According to Rumsey and Ernst (2009), many psychiatric neuroimaging studies focus on using these techniques to elucidate the pathophysiology, early detection, and prediction of schizophrenia. Based on the results of a study by Gottesman and Gould (2003), brain changes can be considered endophenotypes strictly associated with schizophrenia, present during every period of the illness. However, this cannot be considered applicable to all major psychotic illnesses. Moreover, issues related to investigating systematic differences in brain structures in the schizophrenic population are caused by the inherent differentiation of its brain structure itself. During the analysis of MRI studies on schizophrenia, researchers account for the effects of drug and alcohol abuse on MRI brain morphology to match patients with similar images.

Pharmacology and treatment for patients with mental illness have been refined due to the valuable use of neuroimaging techniques. For instance, mood-stabilising medication associated with the up-regulation of neurotrophic and neuroprotective factors in the mammalian frontal cortex (Manji et al., 2000) suggests that such medications can protect the brain against abnormal changes and may even reverse the effects of these abnormalities.

Neuroimaging has had a remarkable influence on understanding the functional capabilities of specific brain parts in terms of normal developmental stages as well as pathological changes in brain structure, enabling diagnosis, monitoring, and treatment applicable to specific diseases.
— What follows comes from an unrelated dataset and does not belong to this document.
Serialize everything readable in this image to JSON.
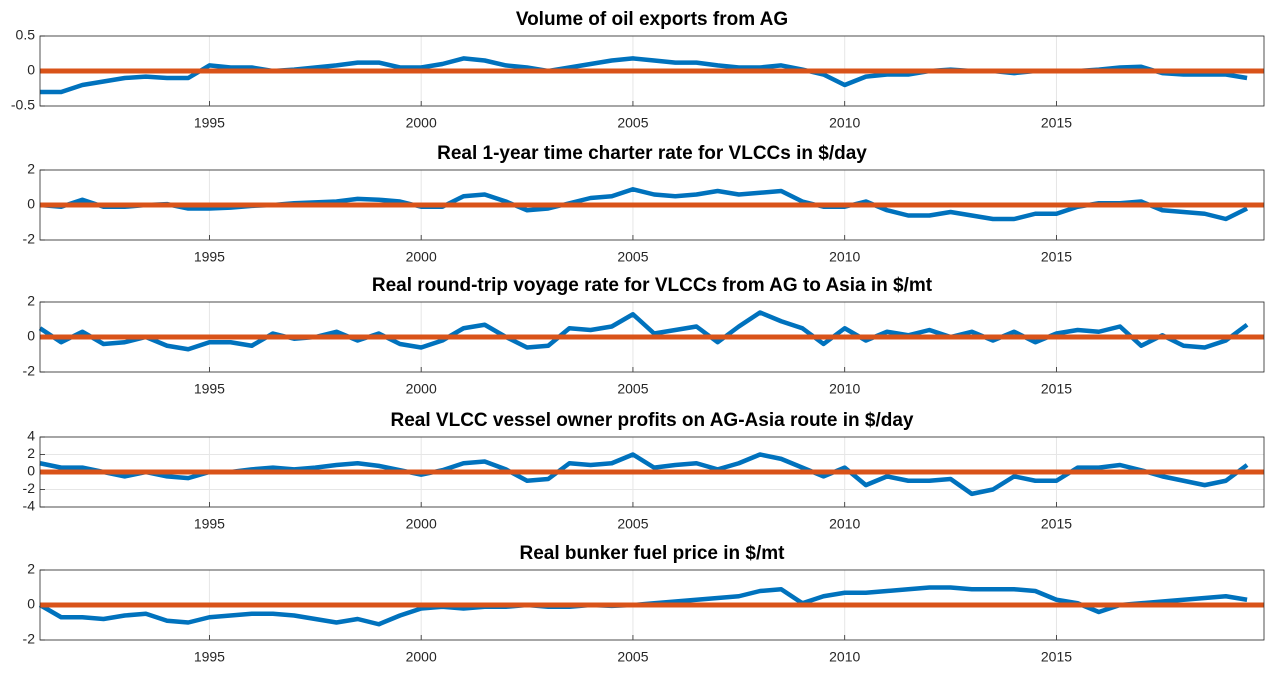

Imaging has its origins in the 19th century, and since then, its various techniques have constantly improved. Relatively recently, computerised neuroimaging such as PET, MRI, or fMRI has allowed researchers to study images of the brain non-invasively, to find active parts during specific tasks, to determine which part is responsible for particular behaviours during learning or perception testing, and to consider which part is responsible for a specific disease during brain lesion analysis and clinical symptom assessment, or even in the absence of any asymptomatic abnormalities. There is no doubt that the discovery and continual development of neuroimaging techniques have contributed to many fascinating discoveries regarding brain and body development (Rumsey & Ernst, 2009).